His expression was empty as he watched her struggling against the bonds.
“Take her,” Anscip was saying, gesturing with boredom to Elsie, “and be careful. Not one drop of blood comes from her body, not one cut, one nick, one scrape, one splinter, or this is for naught.” He glanced up at the General. “When she bleeds—and mark me, she will bleed—it will be from the dhacrym, and nothing else.”
SAM
“Ah, the caracara—a majestic bird of prey. Notorious carrion, their off-spring are vicious, having even been known to fling each other from the nest for fear of self-predation.”
~Greysha Boewliç, ‘A Natural History of the Unnatural: A Memoir’
Sam was met with a pair of black coal eyes and a delicate foot, tapping with furious delay beneath a hearty layer of crinoline.
Celeste Carson.
“How dare you,” she snarled, arms crossed as she watched him with hateful fury.
“What now?”
“You have the audacity to detain Father, conveniently stepping up to ‘take care of things’ in his absence? What the hell kind of bullshit is that?”
“I didn’t detain anyone,” he snapped back, turning down the hall. “It’s his own foolish meddling that’s gotten him into trouble, and pardon me that you were nowhere to be found. I had a ballroom of servants, bleary-eyed and frightened after witnessing a fight, a foyer of guests that refuse to leave, and a band of mercenaries chomping at the bit to toss anyone who looks at them wro
ng into the debtor’s prison by the harbor. What did you expect me to do, Cele? Sit back and wait for you whilst everything went to hell?”
“It’s pathetic, staging these accusations against him to take his place—”
He turned on his heel, glaring. “Excuse me?”

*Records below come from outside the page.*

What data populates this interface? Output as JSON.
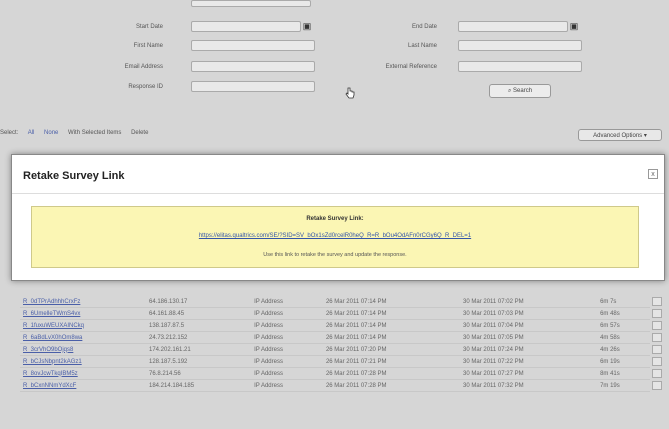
{
  "form": {
    "left_labels": [
      "Start Date",
      "First Name",
      "Email Address",
      "Response ID"
    ],
    "right_labels": [
      "End Date",
      "Last Name",
      "External Reference"
    ],
    "search_label": "Search",
    "calendar_icon": "calendar-icon"
  },
  "selection": {
    "prefix": "Select:",
    "options": [
      "All",
      "None",
      "With Selected Items",
      "Delete"
    ]
  },
  "advanced_options": "Advanced Options",
  "modal": {
    "title": "Retake Survey Link",
    "close_symbol": "x",
    "box_title": "Retake Survey Link:",
    "link": "https://elitas.qualtrics.com/SE/?SID=SV_bOx1sZd0rcelR0heQ_R=R_bOu4OdAFn0rCGy6Q_R_DEL=1",
    "help": "Use this link to retake the survey and update the response."
  },
  "table": {
    "rows": [
      [
        "R_0dTPrAdhhhCrxFz",
        "64.186.130.17",
        "IP Address",
        "26 Mar 2011 07:14 PM",
        "30 Mar 2011 07:02 PM",
        "6m 7s"
      ],
      [
        "R_6UmelleTWmS4vx",
        "64.161.88.45",
        "IP Address",
        "26 Mar 2011 07:14 PM",
        "30 Mar 2011 07:03 PM",
        "6m 48s"
      ],
      [
        "R_1fuxuWEUXAINCkq",
        "138.187.87.5",
        "IP Address",
        "26 Mar 2011 07:14 PM",
        "30 Mar 2011 07:04 PM",
        "6m 57s"
      ],
      [
        "R_6aBdLvX0hOm8wa",
        "24.73.212.152",
        "IP Address",
        "26 Mar 2011 07:14 PM",
        "30 Mar 2011 07:05 PM",
        "4m 58s"
      ],
      [
        "R_3crVhO9bOjqs8",
        "174.202.161.21",
        "IP Address",
        "26 Mar 2011 07:20 PM",
        "30 Mar 2011 07:24 PM",
        "4m 26s"
      ],
      [
        "R_bCJsNbpnt2kAGz1",
        "128.187.5.192",
        "IP Address",
        "26 Mar 2011 07:21 PM",
        "30 Mar 2011 07:22 PM",
        "6m 19s"
      ],
      [
        "R_8ovJcwTkqIBM5z",
        "76.8.214.56",
        "IP Address",
        "26 Mar 2011 07:28 PM",
        "30 Mar 2011 07:27 PM",
        "8m 41s"
      ],
      [
        "R_bCxnNNmYdXcF",
        "184.214.184.185",
        "IP Address",
        "26 Mar 2011 07:28 PM",
        "30 Mar 2011 07:32 PM",
        "7m 19s"
      ]
    ]
  },
  "colors": {
    "link": "#3355aa",
    "highlight": "#fbf6b4",
    "overlay": "#d6d6d6"
  }
}
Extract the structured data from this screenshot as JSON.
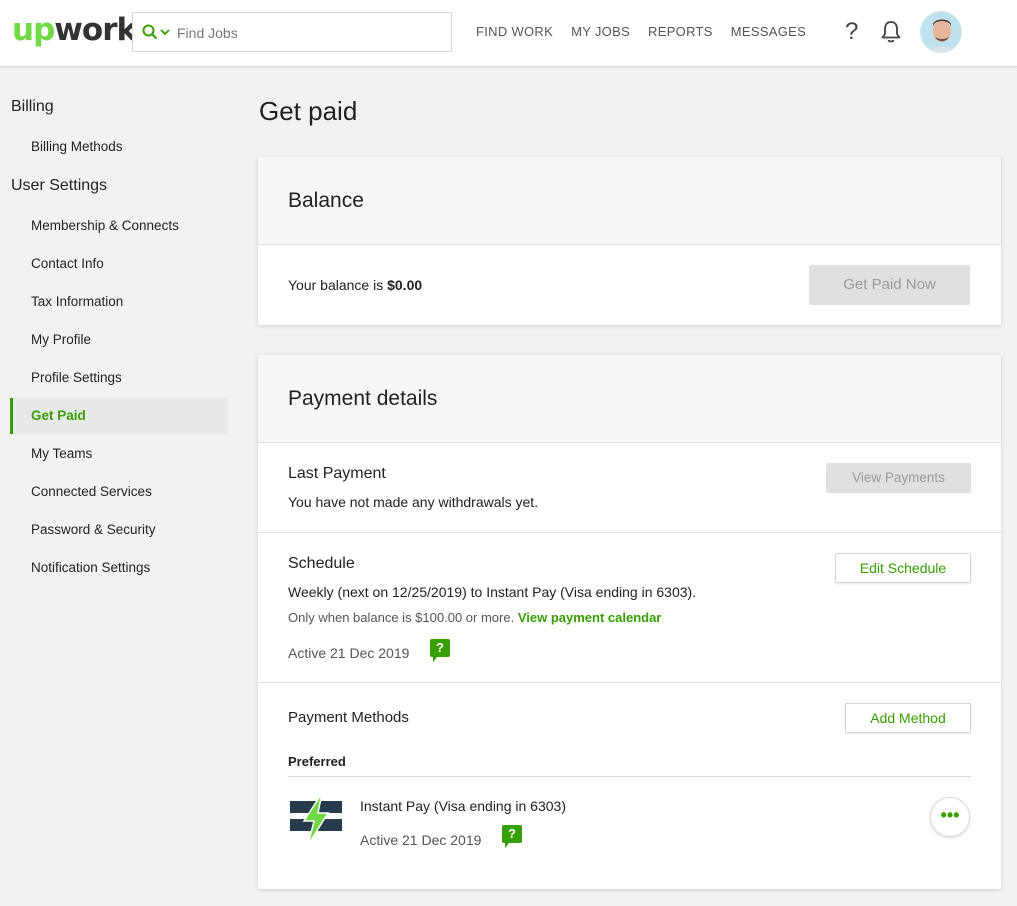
{
  "header": {
    "logo_up": "Up",
    "logo_work": "work",
    "search_placeholder": "Find Jobs",
    "nav": [
      "FIND WORK",
      "MY JOBS",
      "REPORTS",
      "MESSAGES"
    ],
    "help": "?"
  },
  "sidebar": {
    "billing_heading": "Billing",
    "billing_items": [
      "Billing Methods"
    ],
    "settings_heading": "User Settings",
    "settings_items": [
      "Membership & Connects",
      "Contact Info",
      "Tax Information",
      "My Profile",
      "Profile Settings",
      "Get Paid",
      "My Teams",
      "Connected Services",
      "Password & Security",
      "Notification Settings"
    ],
    "active": "Get Paid"
  },
  "page": {
    "title": "Get paid"
  },
  "balance": {
    "heading": "Balance",
    "text_prefix": "Your balance is",
    "amount": "$0.00",
    "button": "Get Paid Now"
  },
  "payment_details": {
    "heading": "Payment details",
    "last_payment": {
      "title": "Last Payment",
      "text": "You have not made any withdrawals yet.",
      "button": "View Payments"
    },
    "schedule": {
      "title": "Schedule",
      "text": "Weekly (next on 12/25/2019) to Instant Pay (Visa ending in 6303).",
      "condition": "Only when balance is $100.00 or more.",
      "calendar_link": "View payment calendar",
      "status": "Active 21 Dec 2019",
      "button": "Edit Schedule"
    },
    "methods": {
      "title": "Payment Methods",
      "button": "Add Method",
      "preferred_label": "Preferred",
      "method_name": "Instant Pay (Visa ending in 6303)",
      "method_status": "Active 21 Dec 2019",
      "more": "•••"
    }
  },
  "colors": {
    "brand_green": "#37a000",
    "logo_green": "#6fda44",
    "background": "#f2f2f2"
  }
}
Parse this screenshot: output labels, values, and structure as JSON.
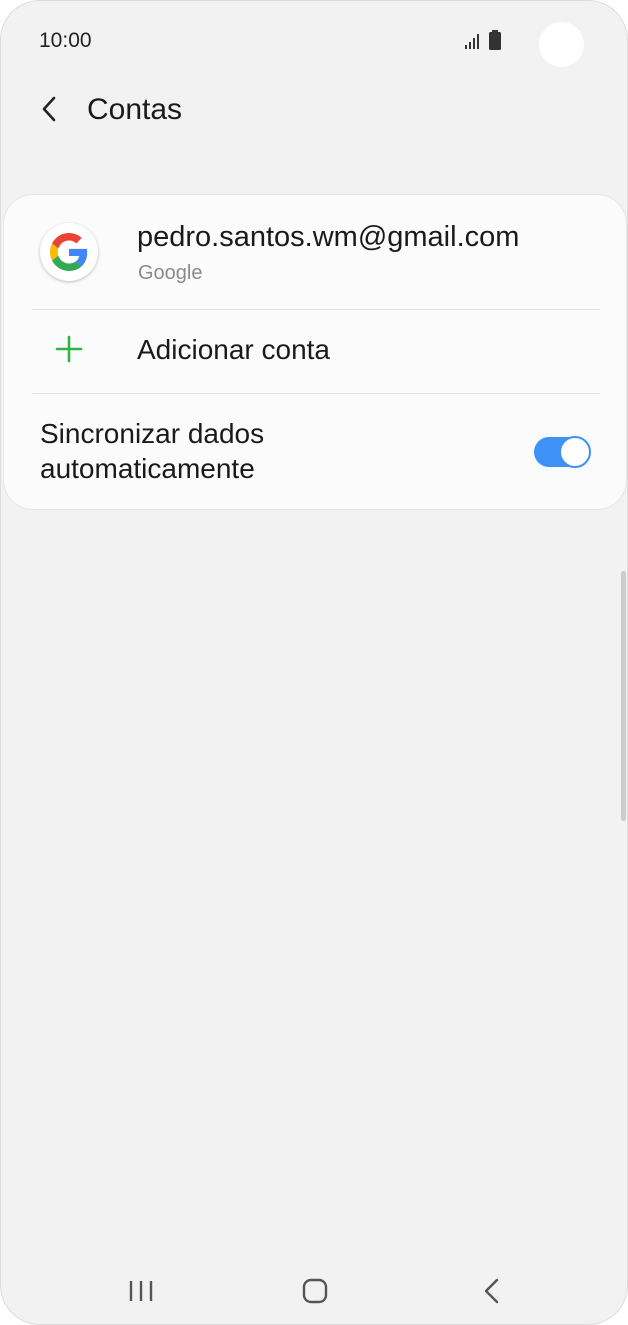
{
  "status_bar": {
    "time": "10:00",
    "icons": [
      "signal-icon",
      "battery-icon"
    ]
  },
  "app_bar": {
    "back_icon": "chevron-left-icon",
    "title": "Contas"
  },
  "accounts": {
    "items": [
      {
        "icon": "google-icon",
        "email": "pedro.santos.wm@gmail.com",
        "type": "Google"
      }
    ],
    "add_icon": "plus-icon",
    "add_label": "Adicionar conta",
    "sync_label": "Sincronizar dados automaticamente",
    "sync_enabled": true
  },
  "colors": {
    "accent": "#3e91f7",
    "add_icon": "#2fb34a",
    "background": "#f2f2f2",
    "card": "#fbfbfb"
  },
  "nav_bar": {
    "icons": [
      "recents-icon",
      "home-icon",
      "back-icon"
    ]
  }
}
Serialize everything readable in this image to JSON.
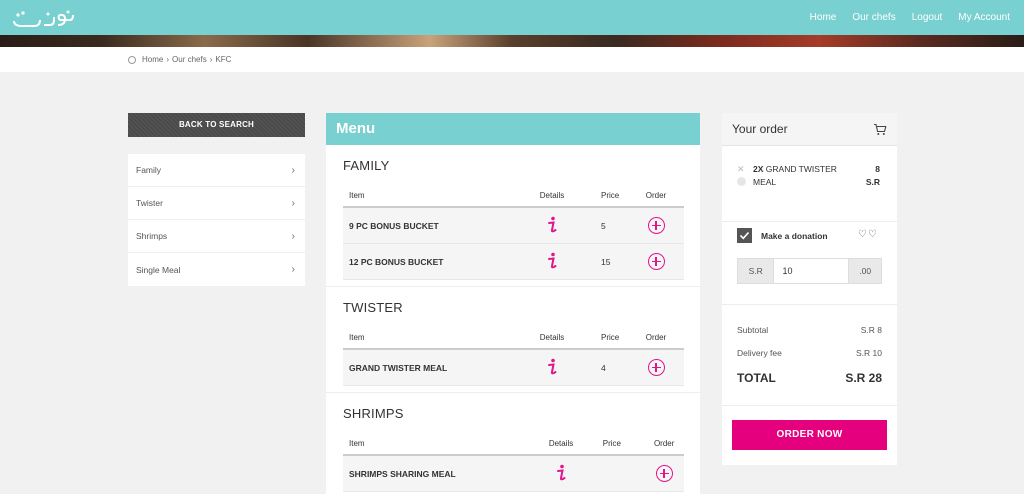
{
  "brand": {
    "logo_text": "وجبات"
  },
  "nav": [
    "Home",
    "Our chefs",
    "Logout",
    "My Account"
  ],
  "breadcrumb": [
    "Home",
    "Our chefs",
    "KFC"
  ],
  "sidebar": {
    "back_label": "BACK TO SEARCH",
    "categories": [
      "Family",
      "Twister",
      "Shrimps",
      "Single Meal"
    ]
  },
  "menu": {
    "title": "Menu",
    "headers": {
      "item": "Item",
      "details": "Details",
      "price": "Price",
      "order": "Order"
    },
    "sections": [
      {
        "title": "FAMILY",
        "items": [
          {
            "name": "9 PC BONUS BUCKET",
            "price": "5"
          },
          {
            "name": "12 PC BONUS BUCKET",
            "price": "15"
          }
        ]
      },
      {
        "title": "TWISTER",
        "items": [
          {
            "name": "GRAND TWISTER MEAL",
            "price": "4"
          }
        ]
      },
      {
        "title": "SHRIMPS",
        "items": [
          {
            "name": "SHRIMPS SHARING MEAL",
            "price": ""
          }
        ]
      }
    ]
  },
  "order": {
    "title": "Your order",
    "item": {
      "qty": "2X",
      "name_line1": "GRAND TWISTER",
      "name_line2": "MEAL",
      "price_line1": "8",
      "price_line2": "S.R"
    },
    "donation_label": "Make a donation",
    "donation_prefix": "S.R",
    "donation_value": "10",
    "donation_suffix": ".00",
    "subtotal_label": "Subtotal",
    "subtotal_value": "S.R 8",
    "delivery_label": "Delivery fee",
    "delivery_value": "S.R 10",
    "total_label": "TOTAL",
    "total_value": "S.R 28",
    "order_now": "ORDER NOW"
  },
  "colors": {
    "teal": "#79d0d0",
    "magenta": "#e5007d",
    "dark_button": "#4a4a4a"
  }
}
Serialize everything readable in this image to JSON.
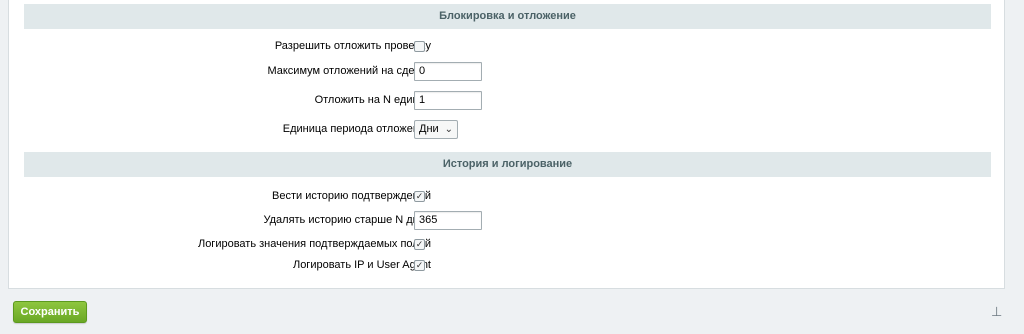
{
  "sections": [
    {
      "title": "Блокировка и отложение",
      "rows": [
        {
          "label": "Разрешить отложить проверку",
          "type": "checkbox",
          "checked": false
        },
        {
          "label": "Максимум отложений на сделку",
          "type": "text",
          "value": "0"
        },
        {
          "label": "Отложить на N единиц",
          "type": "text",
          "value": "1"
        },
        {
          "label": "Единица периода отложения",
          "type": "select",
          "value": "Дни"
        }
      ]
    },
    {
      "title": "История и логирование",
      "rows": [
        {
          "label": "Вести историю подтверждений",
          "type": "checkbox",
          "checked": true
        },
        {
          "label": "Удалять историю старше N дней",
          "type": "text",
          "value": "365"
        },
        {
          "label": "Логировать значения подтверждаемых полей",
          "type": "checkbox",
          "checked": true
        },
        {
          "label": "Логировать IP и User Agent",
          "type": "checkbox",
          "checked": true
        }
      ]
    }
  ],
  "footer": {
    "save_label": "Сохранить",
    "pin_icon": "pin-icon"
  },
  "colors": {
    "section_bg": "#e0e8ea",
    "save_button": "#7cb832"
  }
}
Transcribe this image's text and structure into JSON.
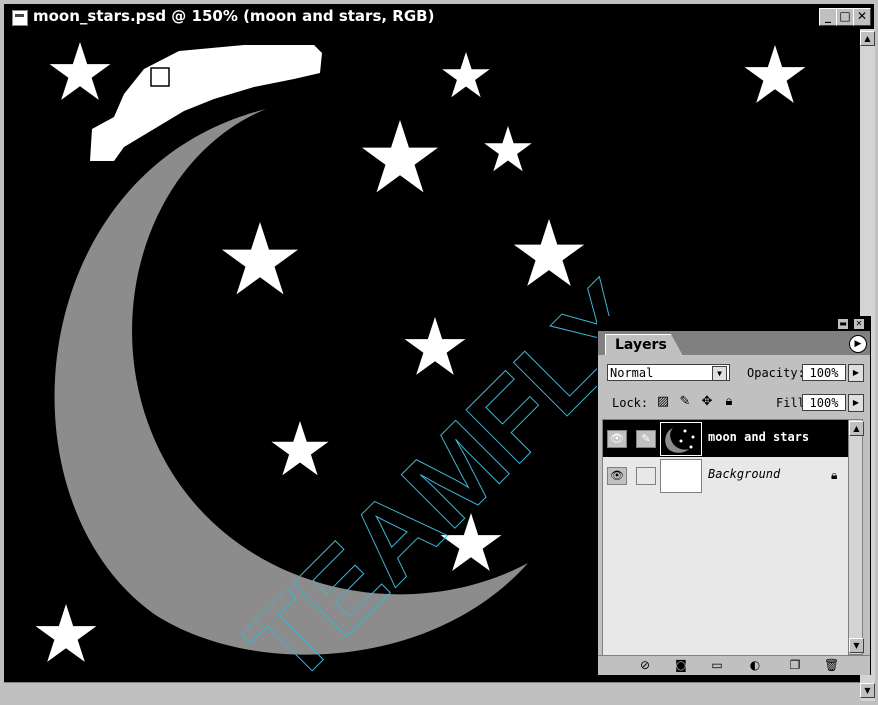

“You heard me,” she hissed. “You’re angry that this is my district, that it’ll be me stepping up when Father dies, that it’ll be me binding ribbon with Mattie, that you’re left with nothing but your pathetic little back-district farm boy!”
“He is my husband, which is more than you can say about Mattie,” he snapped back.
Cele’s scowl faltered, realization dawning in her eyes. “What did you say?”
“Nothing,” he muttered darkly, turning to leave.
She caught his arm. “Sam—”
He shook her grip off, making for the staircase. “Leave it be, Cele. I don’t want your damn district. You want to step in and deal with this mess? Be my guest.”
“That’s…it?” she said, disappointment in her voice.
Sam glanced over his shoulder as he hit the first step, watching her fingertips lingering on the balustrade. “I didn’t ask to be here,” he said quietly. “I didn’t ask for any of this. And I thought a part of me still wanted it, but…” He shook his head. “I don’t. This isn’t my life. It’s yours.” His eyes drifted down the stairs, to the figures waiting at the bottom.
“Sam?”
He caught Cele’s stare. “What.”
She sighed, the corners of her mouth twitching. “Congratulations.”
He found the lot of them in the mercifully emptied foyer.
“Our people have scoured every inch of the estate,” Risa murmured in a low voice, eyes flicking up to where Cele was watching from the floor above, fingertips poised delicately on the railing. “Nothing.”
“Nothing,” Sam echoed in disbelief.
“Look. The evidence against him was circumstantial, at best. I know your relationship with Clark has been strained, and gods know he’s not an honest man, but I think what Fletcher was keying in on were simply his movements as he brought in the medical supplies. Secrecy, heavy traffic—unusual traffic, for the districts…it’s a mistake anyone could make.” Risa was tying her chestnut curls back into a messy bun. “Believe me,” she muttered, “nothing would bring me more pleasure than nailing his ass to the wall. But if he didn’t do it, he didn’t do it.”